Last Flight Home Review

Last Flight Home
A documentary about the final days in the life of Eli Timoner, as filmed by his director daughter Ondi Timoner. Elderly and beset by numerous health issues, Eli chooses to medically end his own life. His family and friends help him get ready and say their goodbyes.

by John Nugent |
Published on

Last Flight Home starts at the end, before going back to the beginning. The first things we hear are a conversation between a father and his daughter: the adult child patiently listening, the father’s voice frail yet determined. “We’re going to end it today?” he pleads. It’s striking how blunt he is. This is Eli Timoner, and when we meet him, he is feeble and bed-bound, his quality of life plummeting after multiple health issues, including congenital heart failure.

Filmmaker Ondi Timoner (director of the award-winning music documentary Dig!) introduces her father to us at his lowest ebb, before contrasting with a portrait of how dynamic and successful he was in his earlier years: Eli was once a smooth-talking, high-flying entrepreneur who pioneered low-cost airlines and hobnobbed with politicians and celebrities.

A massage injury led to a stroke, disability, and a slow decline, and it’s at the very end of his life that we get to know Eli, exhausted by the burden of living. He chooses to make use of California’s End of Life Option Act, which legally allows for medical aid in dying, with doctor’s approval.
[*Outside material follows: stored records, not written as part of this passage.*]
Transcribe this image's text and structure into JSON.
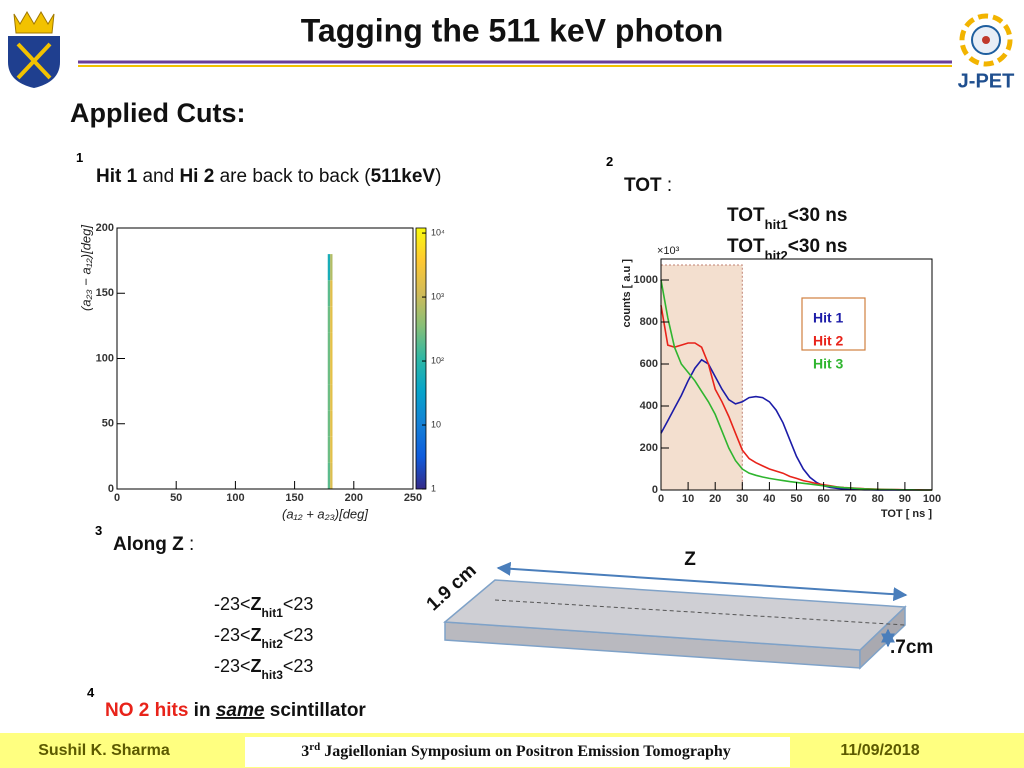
{
  "header": {
    "title": "Tagging the 511 keV photon",
    "logo_text": "J-PET"
  },
  "heading": "Applied Cuts:",
  "cuts": [
    {
      "number": "1",
      "text": [
        "Hit 1",
        " and ",
        "Hi 2",
        " are back to back (",
        "511keV",
        ")"
      ]
    },
    {
      "number": "2",
      "text": [
        "TOT",
        " :"
      ],
      "conditions": [
        [
          "TOT",
          "hit1",
          "<30 ns"
        ],
        [
          "TOT",
          "hit2",
          "<30 ns"
        ]
      ]
    },
    {
      "number": "3",
      "text": [
        "Along Z",
        " :"
      ],
      "conditions": [
        [
          "-23<",
          "Z",
          "hit1",
          "<23"
        ],
        [
          "-23<",
          "Z",
          "hit2",
          "<23"
        ],
        [
          "-23<",
          "Z",
          "hit3",
          "<23"
        ]
      ]
    },
    {
      "number": "4",
      "text": [
        "NO 2 hits",
        " in ",
        "same",
        " scintillator"
      ]
    }
  ],
  "diagram": {
    "length_label": "Z",
    "width_label": "1.9 cm",
    "thickness_label": ".7cm"
  },
  "footer": {
    "author": "Sushil K. Sharma",
    "event": [
      "3",
      "rd",
      " Jagiellonian Symposium on Positron Emission Tomography"
    ],
    "date": "11/09/2018"
  },
  "chart_data": [
    {
      "type": "heatmap",
      "xlabel": "(a₁₂ + a₂₃)[deg]",
      "ylabel": "(a₂₃ − a₁₂)[deg]",
      "xlim": [
        0,
        250
      ],
      "xticks": [
        0,
        50,
        100,
        150,
        200,
        250
      ],
      "ylim": [
        0,
        200
      ],
      "yticks": [
        0,
        50,
        100,
        150,
        200
      ],
      "xbins": [
        178,
        180,
        182
      ],
      "ybins": [
        0,
        20,
        40,
        60,
        80,
        100,
        120,
        140,
        160,
        180
      ],
      "z": [
        [
          200,
          1500
        ],
        [
          250,
          1800
        ],
        [
          250,
          1800
        ],
        [
          250,
          1800
        ],
        [
          250,
          1900
        ],
        [
          250,
          1900
        ],
        [
          250,
          1800
        ],
        [
          200,
          1700
        ],
        [
          60,
          700
        ]
      ],
      "zscale": "log",
      "zlim": [
        1,
        12000
      ],
      "zticks": [
        1,
        10,
        {
          "value": 100,
          "label": "10²"
        },
        {
          "value": 1000,
          "label": "10³"
        },
        {
          "value": 10000,
          "label": "10⁴"
        }
      ]
    },
    {
      "type": "line",
      "xlabel": "TOT [ ns ]",
      "ylabel": "counts [ a.u ]",
      "y_multiplier": "×10³",
      "xlim": [
        0,
        100
      ],
      "xticks": [
        0,
        10,
        20,
        30,
        40,
        50,
        60,
        70,
        80,
        90,
        100
      ],
      "ylim": [
        0,
        1100
      ],
      "yticks": [
        0,
        200,
        400,
        600,
        800,
        1000
      ],
      "highlight": [
        0,
        30
      ],
      "x": [
        0,
        2.5,
        5,
        7.5,
        10,
        12.5,
        15,
        17.5,
        20,
        22.5,
        25,
        27.5,
        30,
        32.5,
        35,
        37.5,
        40,
        42.5,
        45,
        47.5,
        50,
        52.5,
        55,
        57.5,
        60,
        62.5,
        65,
        67.5,
        70,
        72.5,
        75,
        77.5,
        80,
        82.5,
        85,
        87.5,
        90,
        92.5,
        95,
        97.5,
        100
      ],
      "series": [
        {
          "name": "Hit 1",
          "color": "#1c1ca8",
          "values": [
            270,
            330,
            390,
            450,
            520,
            580,
            620,
            600,
            540,
            480,
            430,
            410,
            420,
            440,
            445,
            440,
            420,
            380,
            320,
            240,
            160,
            100,
            60,
            35,
            20,
            12,
            8,
            5,
            3,
            2,
            1,
            1,
            0,
            0,
            0,
            0,
            0,
            0,
            0,
            0,
            0
          ]
        },
        {
          "name": "Hit 2",
          "color": "#e8231a",
          "values": [
            880,
            690,
            680,
            690,
            700,
            700,
            680,
            600,
            480,
            420,
            350,
            270,
            190,
            150,
            130,
            115,
            100,
            90,
            80,
            65,
            55,
            45,
            38,
            30,
            25,
            20,
            15,
            12,
            10,
            8,
            6,
            5,
            4,
            3,
            2,
            2,
            1,
            1,
            1,
            0,
            0
          ]
        },
        {
          "name": "Hit 3",
          "color": "#2fb52f",
          "values": [
            1000,
            820,
            680,
            600,
            560,
            520,
            470,
            420,
            360,
            280,
            200,
            140,
            100,
            80,
            70,
            62,
            55,
            50,
            45,
            40,
            36,
            32,
            28,
            24,
            20,
            17,
            14,
            11,
            9,
            7,
            5,
            4,
            3,
            2,
            2,
            1,
            1,
            1,
            0,
            0,
            0
          ]
        }
      ]
    }
  ]
}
It is not, as one carer carefully observes, ‘assisted suicide’, but simply the right to terminate your life — to end things in a humane and dignified manner, on your own terms.

It’s rare to see such an outpouring of uncomplicated, unequivocal love expressed on screen as it is here.
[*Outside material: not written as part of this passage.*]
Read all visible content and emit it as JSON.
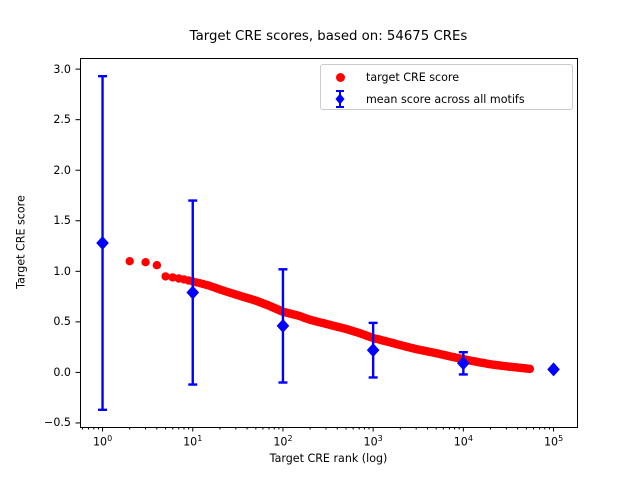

There is a more political film to be made about the issue, but Ondi Timoner lets her extraordinary home-movie-esque footage do most of the talking, ensuring an array of cameras are there to document every step of the process across the final 14 days of Eli’s life, a ticking clock giving us the countdown in intertitles. There’s something remarkable about the humbling mundanities of this process, as a small army of nurses and carers tend to Eli’s every need, from spoon-feeding to shaving to sponge-bathing, while his wife, children and grandchildren dot about, ensuring he is comfortable and loved. It is a deeply intimate portrait of a person at their most vulnerable.

Eli, for his part, looks tired and depressed, drowsy from medication and impatient to finish things off — “I know I am a burden,” he says at one point — but stills retains embers of humour and spark. He is constantly making plans, rants about the politics of the time, and openly calls for Donald Trump’s balls to be stuffed down his throat. He gets visibly emotional, too, when a parade of family members and well-wishers say their goodbyes, in person and on Zoom. It’s a curiously well-organised death; few of us get to choose how we go, but Eli makes a good case for conscientious planning.

It’s rare to see such an outpouring of uncomplicated, unequivocal love expressed on screen as it is here. There is something about the finality of death, and the certainty of a fixed date, that seems to focus the mind and sharpen the intention. It inevitably makes for an incredibly powerful and moving experience — never more so than in the unbearably tense final scenes, where Eli must drink a deadly formula, something he struggles to do in his frailty. The moment of passing, and the silence that follows, is stunning. Thanks to Ondi Timoner’s intimate filmmaking, we feel like we’re there. What a privilege to be allowed in the room.

An emotional, incredibly intimate portrait of one man’s final days. Ondi Timoner’s documentary avoids the political aspects of the process, focusing squarely on the personal impact. The result is moving, humane, and cathartic.